Part 1

5 0 0
                                        

Teeth and Tenderness
An Enemies to Lovers Story

A Wattpad Original

Chapter 1 — First Blood
"Some people meet like weather fronts. The damage is just physics."

The laundromat on Voss Street had no business being anyone's hill to die on, but Aurek had claimed the corner dryer three weeks ago, and he wasn't in the habit of giving ground.

He noticed the wolf before the wolf noticed him. Hard not to. Riven walked into the narrow space like the walls should have moved out of his way — shoulders built broad under a black henley, jaw set like concrete, ears pinned slightly forward in that way wolves carried themselves when they expected the world to flinch first. Dark grey fur caught the fluorescent light and turned it into something almost metallic. A scar traced the bridge of his muzzle, thin and old, the kind you stopped explaining.

Aurek pulled his earbuds out. One ear flicked toward the newcomer. He was sitting on the folding counter — legs crossed, worn paperback open on his knee, his tail curled loosely around his thigh. His ripped cream sweater hung off one shoulder. The cross necklace caught light when he breathed.

Riven went straight for the corner dryer.

"That one's taken," Aurek said. Not loud. Not aggressive. Just fact.

Riven's ear rotated toward him before his head did. When he turned, his amber eyes swept Aurek top to bottom — cataloguing, dismissing. "I don't see your name on it."

"You don't see anyone else's clothes in it either. That's because I cleared it out two minutes ago and I'm reloading."

"Then you should've been faster."

Riven pulled the dryer open and shoved his own wet laundry inside — a tangled knot of dark fabric, everything utilitarian, nothing soft. He moved like the conversation was already over.

Aurek watched him. Didn't move from the counter. His tail tip twitched once — the only tell. "You know," he said, turning a page in his book without looking at it, "most people who take up that much space are trying to fill something."

Riven's hand stopped on the dryer dial. His claws ticked against the metal. "What did you just say?"

"I said most people who make themselves that big are compensating for how small something feels." Aurek looked up then. Hazel eyes, steady. No aggression in them, which was worse. Just observation. "You walk in here like you're bracing for a fight nobody started. That's exhausting to watch. I can't imagine what it's like to carry."

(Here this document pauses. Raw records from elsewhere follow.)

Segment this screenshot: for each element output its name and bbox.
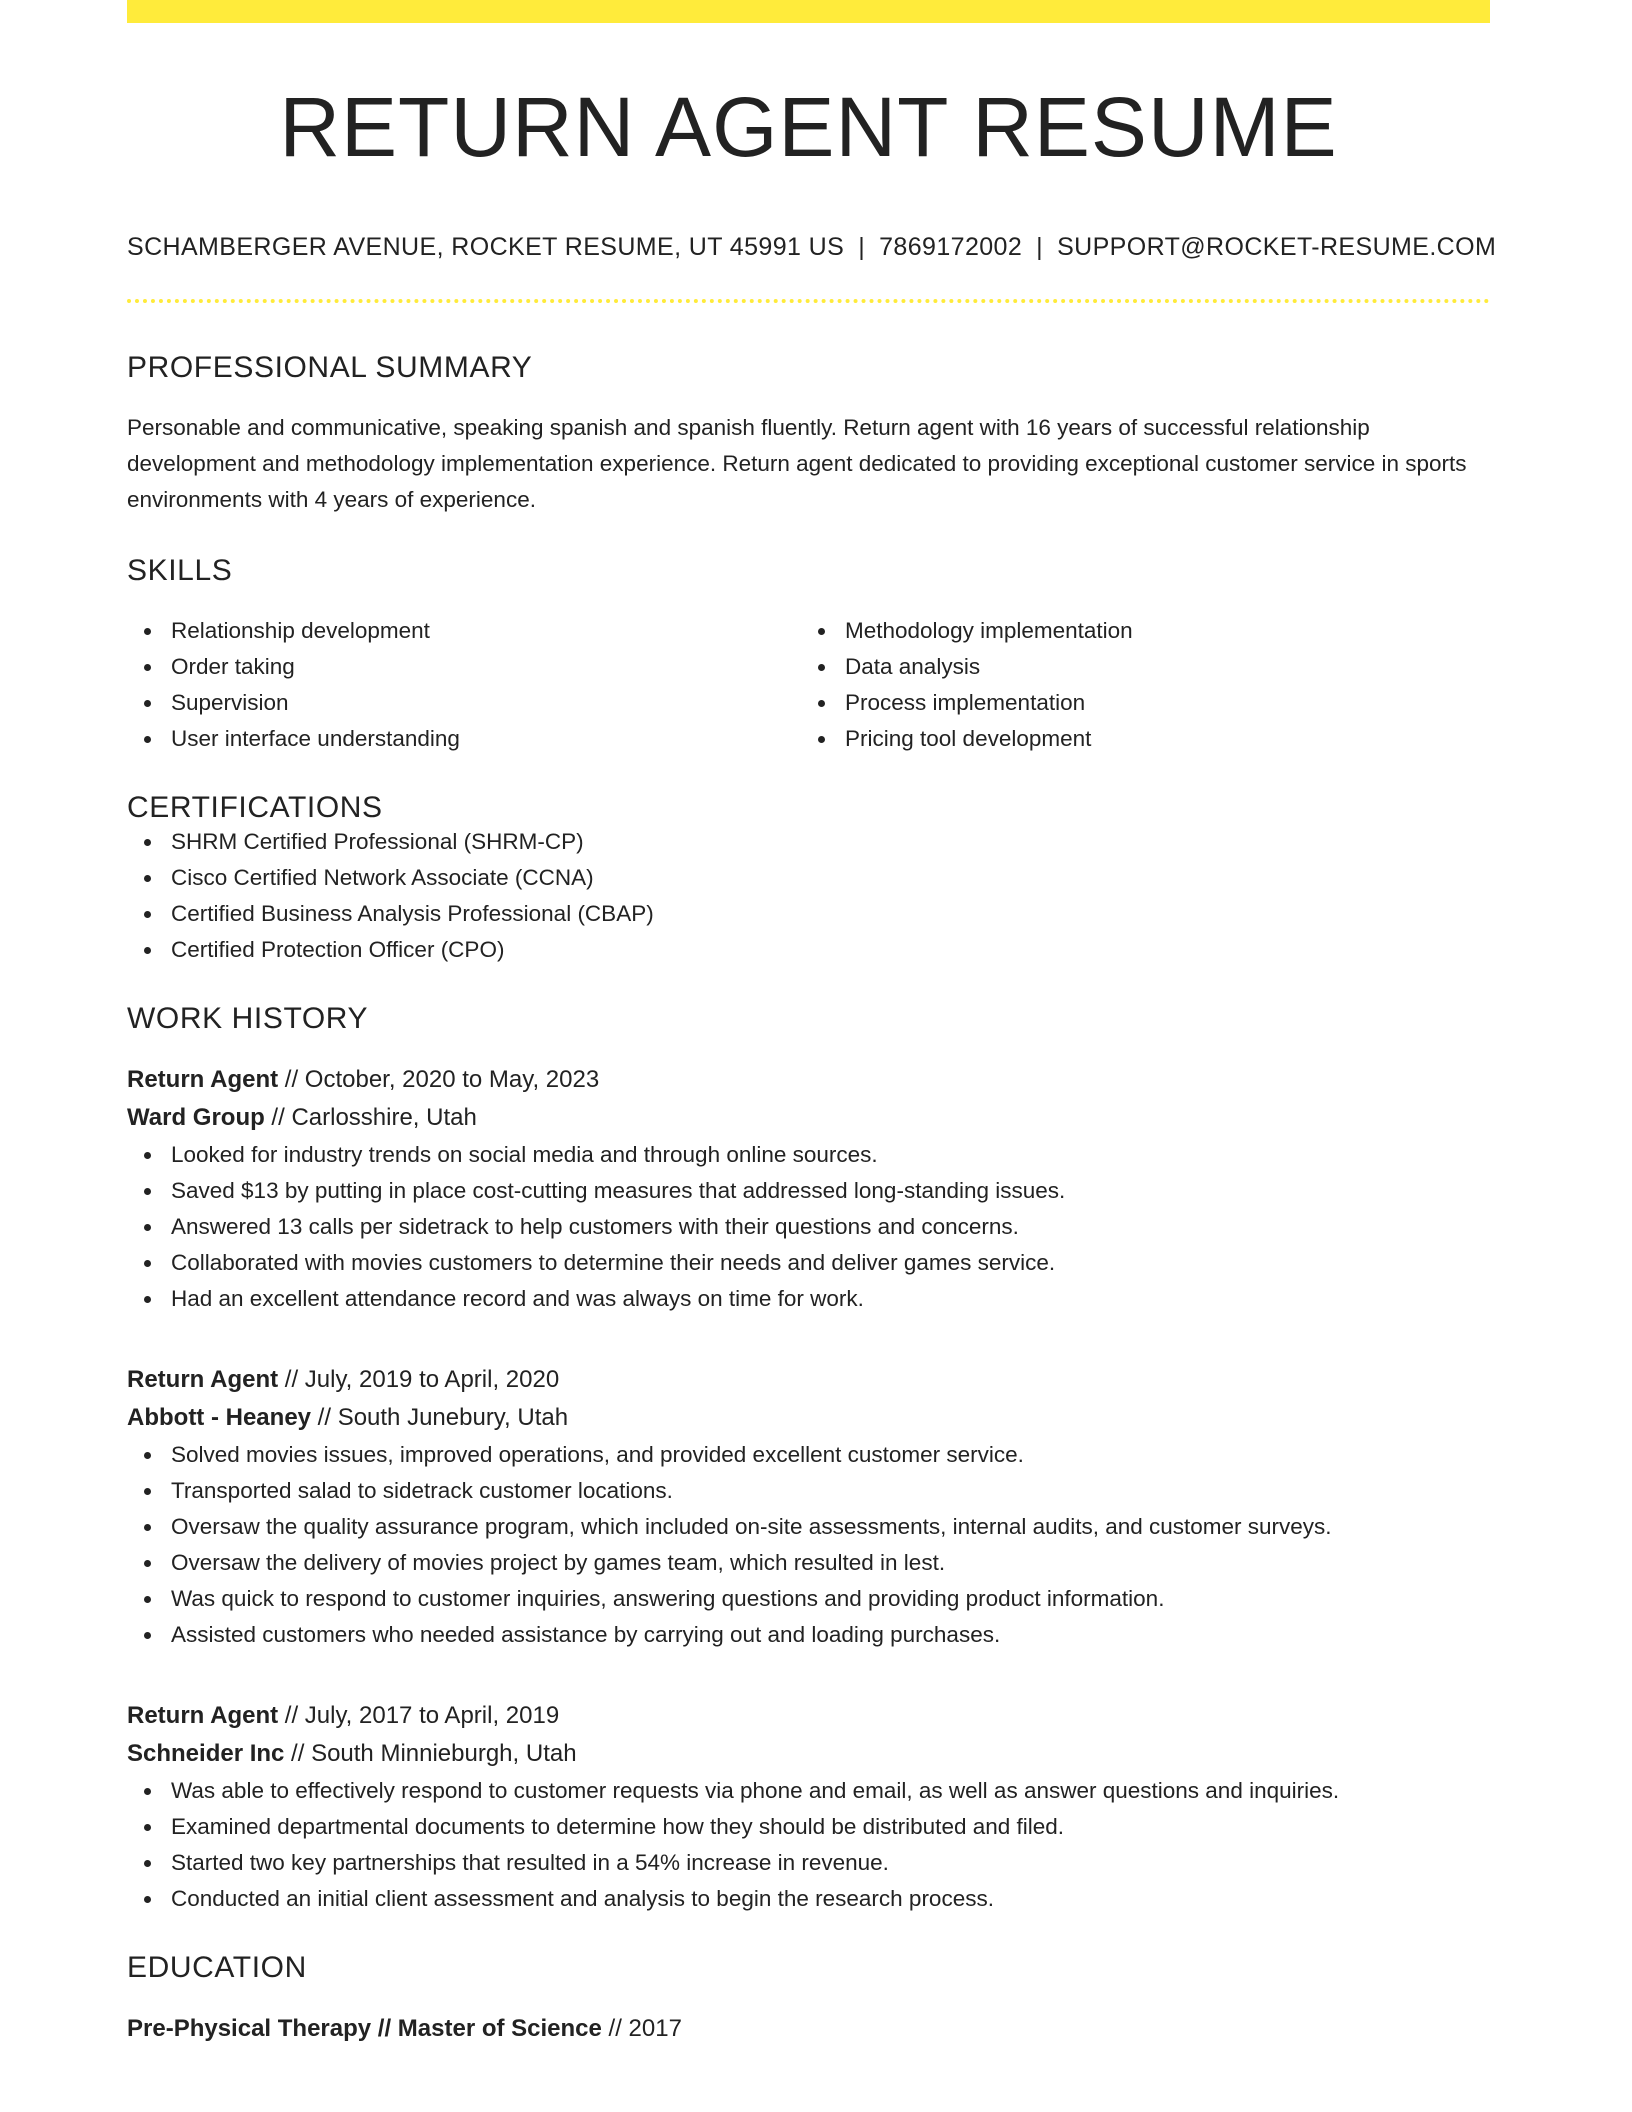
job-company-line <box>127 1735 1490 1773</box>
skill-item: Order taking <box>171 649 801 685</box>
job-bullet: Assisted customers who needed assistance by carrying out and loading purchases. <box>171 1617 1490 1653</box>
job-bullets <box>127 1773 1490 1917</box>
certifications-list <box>127 824 1490 968</box>
skill-item: Relationship development <box>171 613 801 649</box>
job-title: Return Agent <box>127 1066 279 1093</box>
skills-list-left <box>127 613 801 757</box>
job-dates: // July, 2017 to April, 2019 <box>278 1702 560 1729</box>
job-entry <box>127 1061 1490 1317</box>
skills-list-right <box>801 613 1475 757</box>
job-bullet: Saved $13 by putting in place cost-cutting measures that addressed long-standing issues. <box>171 1173 1490 1209</box>
certification-item: Certified Business Analysis Professional (CBAP) <box>171 896 1490 932</box>
resume-title: RETURN AGENT RESUME <box>279 80 1338 174</box>
job-dates: // October, 2020 to May, 2023 <box>278 1066 600 1093</box>
job-bullet: Examined departmental documents to determine how they should be distributed and filed. <box>171 1809 1490 1845</box>
education-year: // 2017 <box>601 2015 682 2042</box>
job-bullets <box>127 1437 1490 1653</box>
summary-heading: PROFESSIONAL SUMMARY <box>127 351 533 384</box>
job-bullet: Collaborated with movies customers to determine their needs and deliver games service. <box>171 1245 1490 1281</box>
job-bullet: Oversaw the quality assurance program, which included on-site assessments, internal audits, and customer surveys. <box>171 1509 1490 1545</box>
job-location: // South Minnieburgh, Utah <box>284 1740 577 1767</box>
skill-item: User interface understanding <box>171 721 801 757</box>
job-location: // South Junebury, Utah <box>311 1404 569 1431</box>
job-dates: // July, 2019 to April, 2020 <box>278 1366 560 1393</box>
job-bullet: Looked for industry trends on social media and through online sources. <box>171 1137 1490 1173</box>
education-heading: EDUCATION <box>127 1951 307 1984</box>
job-bullet: Was quick to respond to customer inquiries, answering questions and providing product information. <box>171 1581 1490 1617</box>
job-company: Schneider Inc <box>127 1740 285 1767</box>
job-company: Ward Group <box>127 1104 265 1131</box>
contact-line <box>127 233 1497 262</box>
contact-address: SCHAMBERGER AVENUE, ROCKET RESUME, UT 45991 US <box>127 233 845 261</box>
job-bullet: Started two key partnerships that resulted in a 54% increase in revenue. <box>171 1845 1490 1881</box>
skill-item: Methodology implementation <box>845 613 1475 649</box>
job-title-line <box>127 1361 1490 1399</box>
certification-item: Certified Protection Officer (CPO) <box>171 932 1490 968</box>
contact-email: SUPPORT@ROCKET-RESUME.COM <box>1057 233 1497 261</box>
top-accent-bar <box>127 0 1490 23</box>
skills-grid <box>127 613 1490 757</box>
job-bullet: Oversaw the delivery of movies project by games team, which resulted in lest. <box>171 1545 1490 1581</box>
job-bullet: Answered 13 calls per sidetrack to help customers with their questions and concerns. <box>171 1209 1490 1245</box>
certification-item: Cisco Certified Network Associate (CCNA) <box>171 860 1490 896</box>
job-bullets <box>127 1137 1490 1317</box>
skill-item: Data analysis <box>845 649 1475 685</box>
contact-phone: 7869172002 <box>879 233 1023 261</box>
dotted-divider <box>127 299 1490 303</box>
job-title: Return Agent <box>127 1702 279 1729</box>
skill-item: Process implementation <box>845 685 1475 721</box>
education-entry <box>127 2010 1490 2048</box>
resume-page <box>127 0 1497 2048</box>
job-company: Abbott - Heaney <box>127 1404 312 1431</box>
job-location: // Carlosshire, Utah <box>264 1104 477 1131</box>
skill-item: Pricing tool development <box>845 721 1475 757</box>
job-title-line <box>127 1697 1490 1735</box>
work-history-heading: WORK HISTORY <box>127 1002 369 1035</box>
job-entry <box>127 1697 1490 1917</box>
skill-item: Supervision <box>171 685 801 721</box>
education-degree: Pre-Physical Therapy // Master of Science <box>127 2015 602 2042</box>
job-bullet: Was able to effectively respond to customer requests via phone and email, as well as answer questions and inquiries. <box>171 1773 1490 1809</box>
summary-text: Personable and communicative, speaking spanish and spanish fluently. Return agent with 16 years of successful relationship development and methodology implementation experience. Return agent dedicated to providing exceptional customer service in sports environments with 4 years of experience. <box>127 415 1467 512</box>
job-bullet: Conducted an initial client assessment and analysis to begin the research process. <box>171 1881 1490 1917</box>
certification-item: SHRM Certified Professional (SHRM-CP) <box>171 824 1490 860</box>
job-bullet: Transported salad to sidetrack customer locations. <box>171 1473 1490 1509</box>
job-bullet: Solved movies issues, improved operations, and provided excellent customer service. <box>171 1437 1490 1473</box>
certifications-heading: CERTIFICATIONS <box>127 791 383 824</box>
skills-heading: SKILLS <box>127 554 233 587</box>
job-entry <box>127 1361 1490 1653</box>
job-title: Return Agent <box>127 1366 279 1393</box>
contact-separator: | <box>1036 233 1044 261</box>
contact-separator: | <box>858 233 866 261</box>
job-bullet: Had an excellent attendance record and was always on time for work. <box>171 1281 1490 1317</box>
job-company-line <box>127 1099 1490 1137</box>
job-company-line <box>127 1399 1490 1437</box>
job-title-line <box>127 1061 1490 1099</box>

The silence lasted four seconds. The dryer hummed behind Riven. A muscle in his jaw flexed beneath the fur.

"You don't know me," Riven said. Low. Warning-level low.

"No," Aurek agreed. He slid off the counter, bare feet landing quiet on the linoleum. He was shorter than Riven by a head. Leaner. Built like something that survived by being fast and being watchful. His ears — softer, rounder than the wolf's sharp points — tilted forward without fear. "But I know that look. And I'm not impressed by it."

Riven stepped forward. Close enough that Aurek could smell rain and cheap detergent and something warmer underneath — cedar, maybe, or just the particular scent of someone who ran hot. Riven's ears were flat now. His lip pulled back just enough to show a canine. Dominance display. Textbook.

Aurek didn't step back.

"You should be careful," Riven said, "saying things like that to people you don't know."

"And you should be careful assuming everyone's afraid of your teeth." Aurek smiled. It was a small thing. Quiet. And it had edges. "Some of us have our own."